Hunker down, it’s another weekend of raining frogs
IT’S been raining frogs in recent days, as the old saying goes. As if to underline the point, a great seething mass of frog spawn has suddenly appeared in the corner of my pond, bubbling up like lava from some underwater volcano.
It’s a mammoth pile of the stuff but laid in such abundance with good reason, I suppose, as apparently 90 per cent of the eggs, tadpoles and young frogs will be eaten by the other pond critters before they reach maturity.
Even with this knowledge, my wife and I are still proving strangely protective over our new garden pearls, heading out at least once a day to file progress reports to each other. Today they are still there, quivering on the surface like jellied eels.
Raining frogs is a saying steeped in folklore and comes from the apparent ancient belief that the sun somehow sucked frogspawn into the clouds to later deposit fully-fledged amphibians back down to Earth with a squelch.
There have been numerous reports of this phenomenon occurring throughout history.
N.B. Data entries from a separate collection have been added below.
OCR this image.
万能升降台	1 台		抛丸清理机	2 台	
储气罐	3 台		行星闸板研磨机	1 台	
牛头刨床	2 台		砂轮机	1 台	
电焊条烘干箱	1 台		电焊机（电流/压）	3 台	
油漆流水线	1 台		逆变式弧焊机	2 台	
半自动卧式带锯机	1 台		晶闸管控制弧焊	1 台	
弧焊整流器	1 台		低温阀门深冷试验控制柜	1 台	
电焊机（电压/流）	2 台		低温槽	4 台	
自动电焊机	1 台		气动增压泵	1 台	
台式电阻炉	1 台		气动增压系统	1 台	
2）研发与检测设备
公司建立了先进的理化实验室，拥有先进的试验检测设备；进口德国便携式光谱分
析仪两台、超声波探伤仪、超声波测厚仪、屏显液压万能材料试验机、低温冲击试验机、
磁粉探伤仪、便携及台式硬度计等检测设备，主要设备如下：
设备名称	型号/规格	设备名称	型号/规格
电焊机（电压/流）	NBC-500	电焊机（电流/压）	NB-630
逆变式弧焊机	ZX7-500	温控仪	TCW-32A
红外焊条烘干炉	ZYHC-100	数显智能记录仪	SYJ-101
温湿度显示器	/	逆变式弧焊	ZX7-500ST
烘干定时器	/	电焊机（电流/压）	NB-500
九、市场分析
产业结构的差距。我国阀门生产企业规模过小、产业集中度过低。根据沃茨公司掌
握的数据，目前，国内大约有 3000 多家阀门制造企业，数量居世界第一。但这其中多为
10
From the Greek philosopher Heraclides Lembus in the 2nd century BC to Croydon in 1998 when a shocked homeowner discovered hundreds of dead frogs littering her suburban gardens.
That particular event was eventually attributed to a so-called water spout, when high winds whip up a watery tornado and deposit any creature unfortunate enough to be sucked up in the melee some distance away.
The Ancient Greek frog rain theories have been debunked in the modern era. However, the phrase itself endures as a suitably water-logged description of the endless downpours over the past week.
And on it all goes. I’m afraid to say this weekend still looks wet and wild for many – enough to make one hunker down under a lilypad and sit it all out until spring.